Habiendo razonado así y una vez examinadas las herraduras de su caballo, montó, colocó a su hijo en la parte delantera y, saludando al castillo con señorial gesto, emprendió el trote en dirección de París. Muy pronto se halló en el bosque que se extendía entonces casi hasta las puertas de París, pues los últimos árboles sombreaban las colinas de Montmartre.

Al cabo de unos veinte minutos de camino, el caballero creyó ver una sombra a dos pasos de su caballo y al punto lo detuvo. Pardaillán se inclinó divisando a una mujer, la miró de cerca y la reconoció enseguida. Juana, sin embargo, continuaba su camino. Tal vez no se había dado cuenta de la presencia del caballero.

—Señora —dijo éste.

Juana se detuvo.

—¿Es éste el camino de París? —preguntó ella.

—Sí, señora. ¿Pero dónde vais tan sola por el bosque y de noche? ¿Queréis permitirme que os acompañe?

Ella movió la cabeza negativamente y le dio las gracias.

—¿Queréis ir sola? —repitió el caballero.

—Sola, sí. No temo nada.

Y prosiguió su camino. Pardaillán la contempló un minuto con asombro mezclado de compasión. Luego, encogiéndose de hombros, como para decirse que nada le importaba aquello, hizo tomar el trote a su caballo.

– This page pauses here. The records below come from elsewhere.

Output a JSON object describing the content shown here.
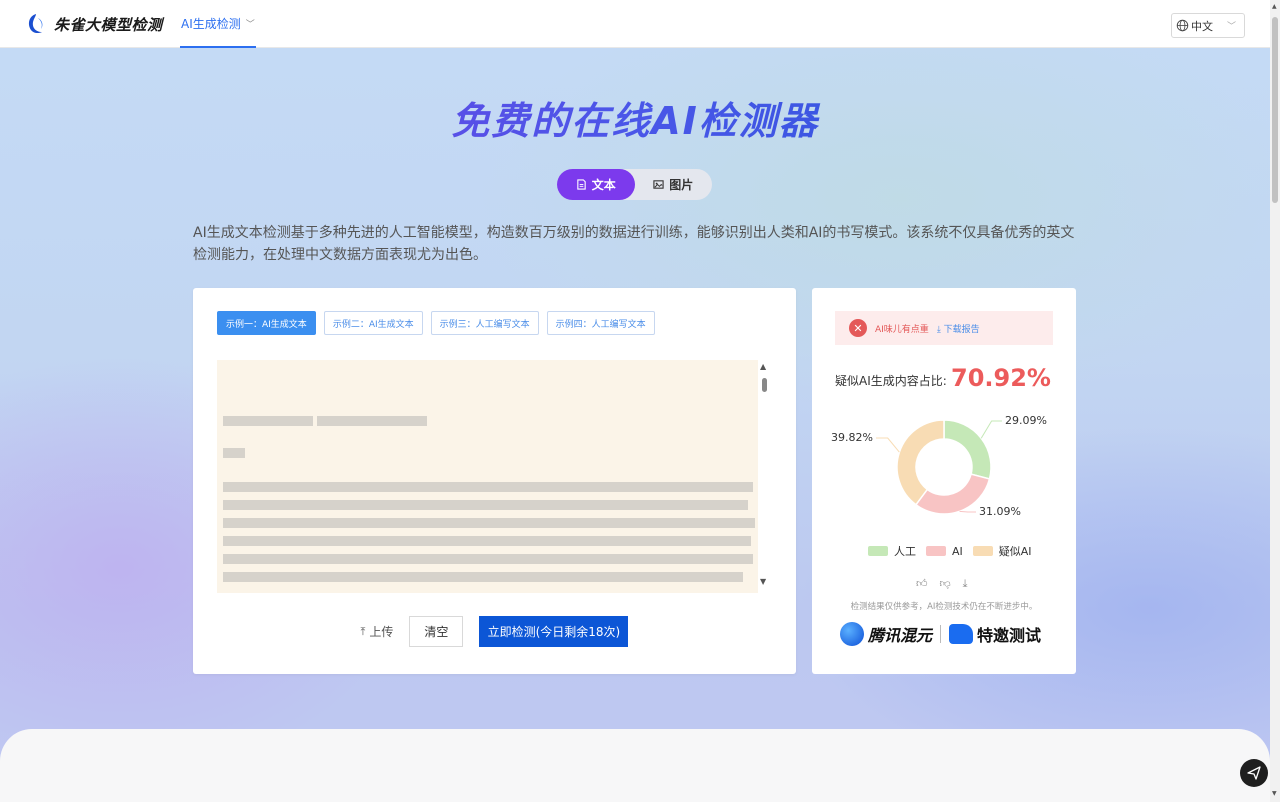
{
  "header": {
    "brand": "朱雀大模型检测",
    "nav_tab": "AI生成检测",
    "language": "中文"
  },
  "hero": {
    "title": "免费的在线AI检测器",
    "modes": [
      {
        "label": "文本",
        "icon": "document-icon",
        "active": true
      },
      {
        "label": "图片",
        "icon": "image-icon",
        "active": false
      }
    ],
    "description": "AI生成文本检测基于多种先进的人工智能模型，构造数百万级别的数据进行训练，能够识别出人类和AI的书写模式。该系统不仅具备优秀的英文检测能力，在处理中文数据方面表现尤为出色。"
  },
  "detector": {
    "examples": [
      {
        "label": "示例一：AI生成文本",
        "active": true
      },
      {
        "label": "示例二：AI生成文本",
        "active": false
      },
      {
        "label": "示例三：人工编写文本",
        "active": false
      },
      {
        "label": "示例四：人工编写文本",
        "active": false
      }
    ],
    "upload_label": "上传",
    "clear_label": "清空",
    "detect_label": "立即检测(今日剩余18次)"
  },
  "result": {
    "alert_text": "AI味儿有点重",
    "download_label": "下载报告",
    "ratio_label": "疑似AI生成内容占比:",
    "ratio_value": "70.92%",
    "disclaimer": "检测结果仅供参考，AI检测技术仍在不断进步中。",
    "brand_1": "腾讯混元",
    "brand_2": "特邀测试",
    "colors": {
      "human": "#c5e8b7",
      "ai": "#f8c4c4",
      "suspect": "#f8dcb4"
    }
  },
  "chart_data": {
    "type": "pie",
    "categories": [
      "人工",
      "AI",
      "疑似AI"
    ],
    "values": [
      29.09,
      31.09,
      39.82
    ],
    "value_labels": [
      "29.09%",
      "31.09%",
      "39.82%"
    ],
    "colors": [
      "#c5e8b7",
      "#f8c4c4",
      "#f8dcb4"
    ]
  }
}
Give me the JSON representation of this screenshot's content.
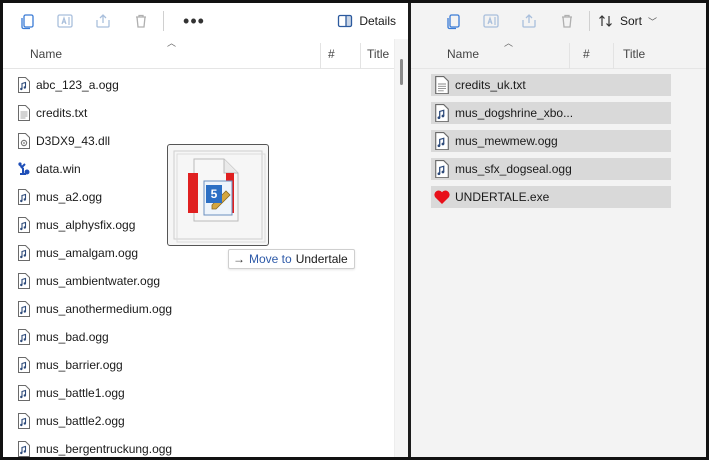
{
  "toolbar_left": {
    "details_label": "Details",
    "more_label": "•••"
  },
  "toolbar_right": {
    "sort_label": "Sort"
  },
  "left_pane": {
    "columns": [
      "Name",
      "#",
      "Title"
    ],
    "files": [
      {
        "name": "abc_123_a.ogg",
        "icon": "audio-file-icon"
      },
      {
        "name": "credits.txt",
        "icon": "text-file-icon"
      },
      {
        "name": "D3DX9_43.dll",
        "icon": "dll-file-icon"
      },
      {
        "name": "data.win",
        "icon": "data-file-icon"
      },
      {
        "name": "mus_a2.ogg",
        "icon": "audio-file-icon"
      },
      {
        "name": "mus_alphysfix.ogg",
        "icon": "audio-file-icon"
      },
      {
        "name": "mus_amalgam.ogg",
        "icon": "audio-file-icon"
      },
      {
        "name": "mus_ambientwater.ogg",
        "icon": "audio-file-icon"
      },
      {
        "name": "mus_anothermedium.ogg",
        "icon": "audio-file-icon"
      },
      {
        "name": "mus_bad.ogg",
        "icon": "audio-file-icon"
      },
      {
        "name": "mus_barrier.ogg",
        "icon": "audio-file-icon"
      },
      {
        "name": "mus_battle1.ogg",
        "icon": "audio-file-icon"
      },
      {
        "name": "mus_battle2.ogg",
        "icon": "audio-file-icon"
      },
      {
        "name": "mus_bergentruckung.ogg",
        "icon": "audio-file-icon"
      }
    ]
  },
  "right_pane": {
    "columns": [
      "Name",
      "#",
      "Title"
    ],
    "files": [
      {
        "name": "credits_uk.txt",
        "icon": "text-file-icon"
      },
      {
        "name": "mus_dogshrine_xbo...",
        "icon": "audio-file-icon"
      },
      {
        "name": "mus_mewmew.ogg",
        "icon": "audio-file-icon"
      },
      {
        "name": "mus_sfx_dogseal.ogg",
        "icon": "audio-file-icon"
      },
      {
        "name": "UNDERTALE.exe",
        "icon": "heart-exe-icon"
      }
    ]
  },
  "drag": {
    "badge_count": "5",
    "verb": "Move to",
    "target": "Undertale"
  },
  "colors": {
    "selection": "#d9d9d9",
    "heart": "#e8101a",
    "tip_verb": "#2e5aa8"
  }
}
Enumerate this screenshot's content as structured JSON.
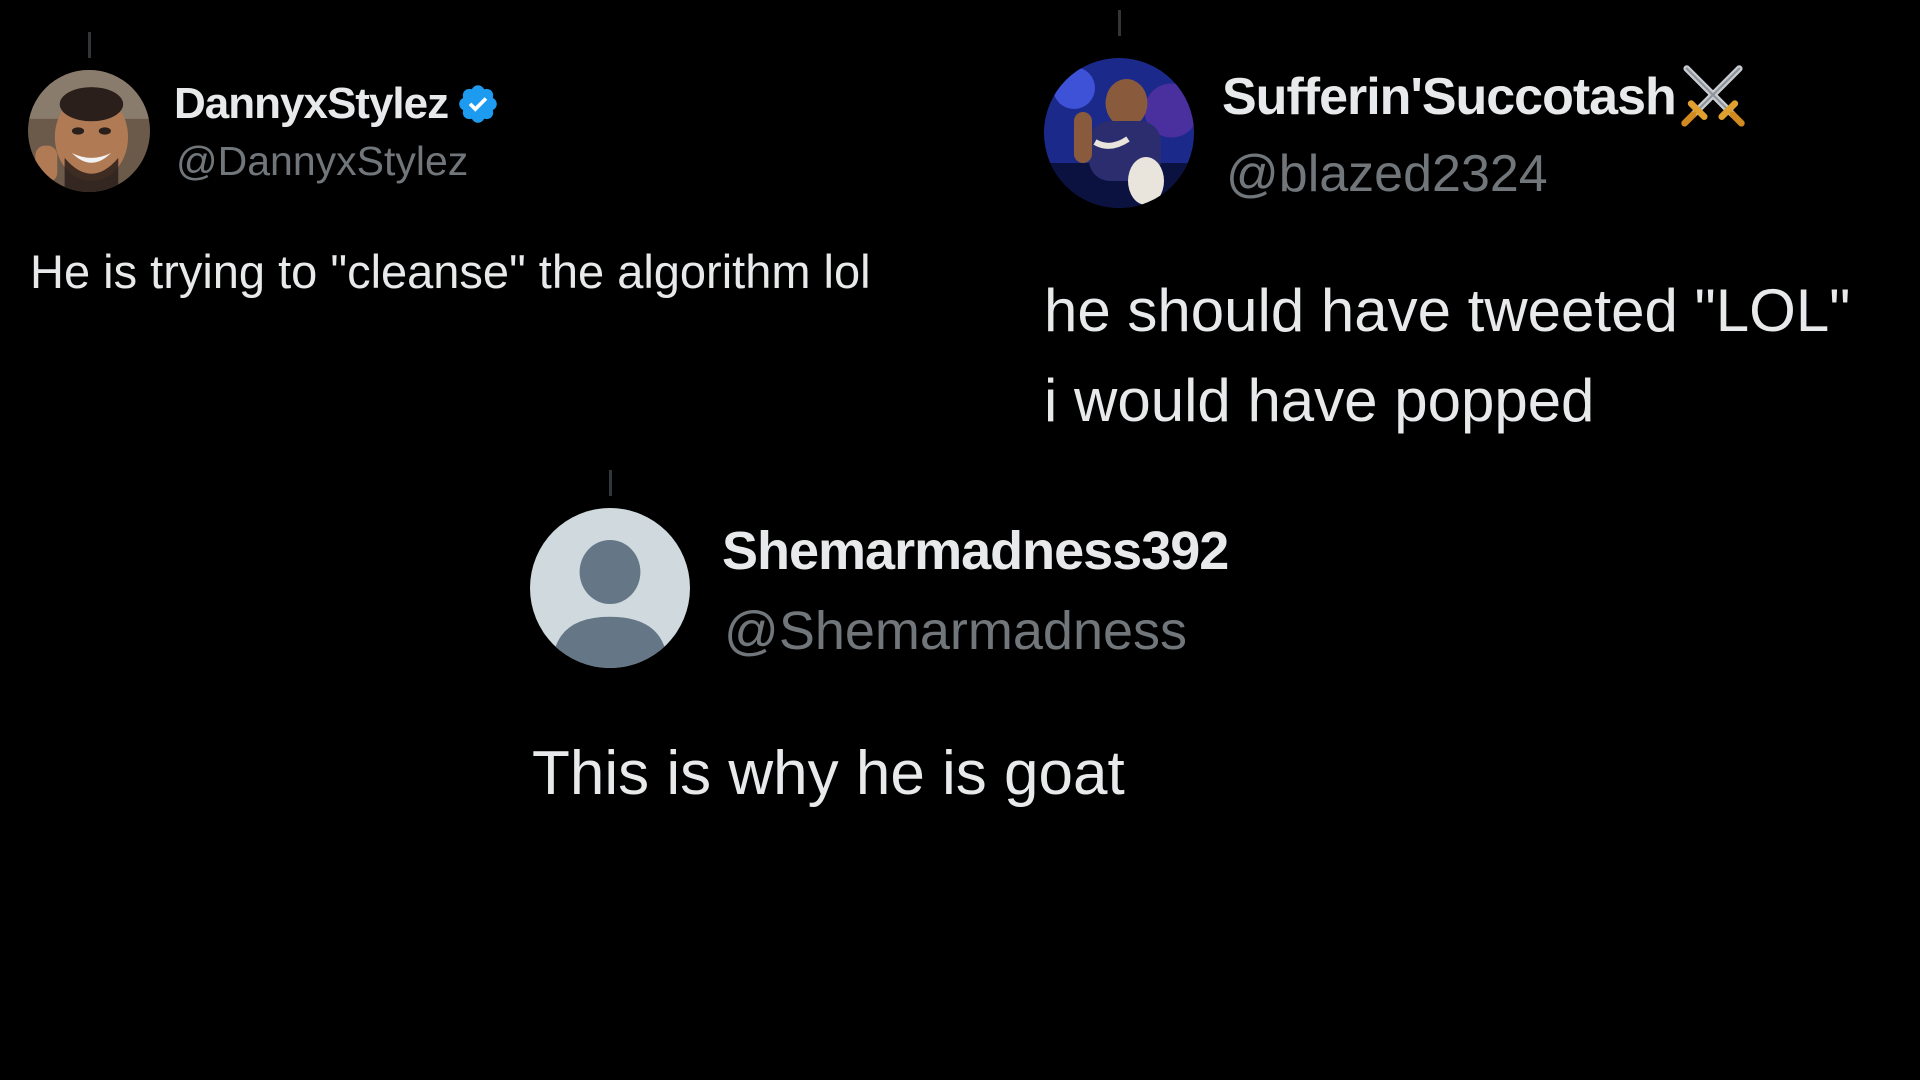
{
  "tweets": [
    {
      "display_name": "DannyxStylez",
      "handle": "@DannyxStylez",
      "verified": true,
      "badge_icon": "verified-check-icon",
      "badge_color": "#1d9bf0",
      "text_lines": [
        "He is trying to \"cleanse\" the algorithm lol"
      ]
    },
    {
      "display_name": "Sufferin'Succotash",
      "handle": "@blazed2324",
      "name_emoji": "crossed-swords-icon",
      "text_lines": [
        "he should have tweeted \"LOL\"",
        "i would have popped"
      ]
    },
    {
      "display_name": "Shemarmadness392",
      "handle": "@Shemarmadness",
      "avatar": "default-profile-icon",
      "text_lines": [
        "This is why he is goat"
      ]
    }
  ],
  "colors": {
    "background": "#000000",
    "text": "#e7e9ea",
    "handle": "#71767b",
    "thread_line": "#333639"
  }
}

Pero no había recorrido cien pasos cuando volvió atrás.

—Pero, señora —dijo—, ¿tenéis, por lo menos, algún pariente en París? ¿Sabéis ya dónde iréis?

—No… no lo sé.

—¿Pero lleváis dinero? No os ofendáis por la pregunta, os lo ruego.

—No me ofendéis… no tengo dinero… Muchas gracias por vuestra solicitud, quienquiera que seáis.

Una violenta batalla se libró entonces en el espíritu del caballero, que empezó a echar votos y por vidas y luego, tomando una rápida resolución, se inclinó hacia Juana y depositó sobre el pecho de Luisa un objeto brillante, hecho lo cual huyó al galope, después de haber gritado:

—¡Señora, no maldigáis demasiado al caballero de Pardaillán, porque es uno de mis amigos!

Juana reconoció entonces que el caballero era el hombre que le había devuelto su pequeña Luisa. Y habiendo examinado el objeto resplandeciente, vio que era un magnífico diamante montado en una sortija. Aquel diamante era el que Enrique de Motmorency diera a Pardaillán en pago del rapto de la pequeña Luisa.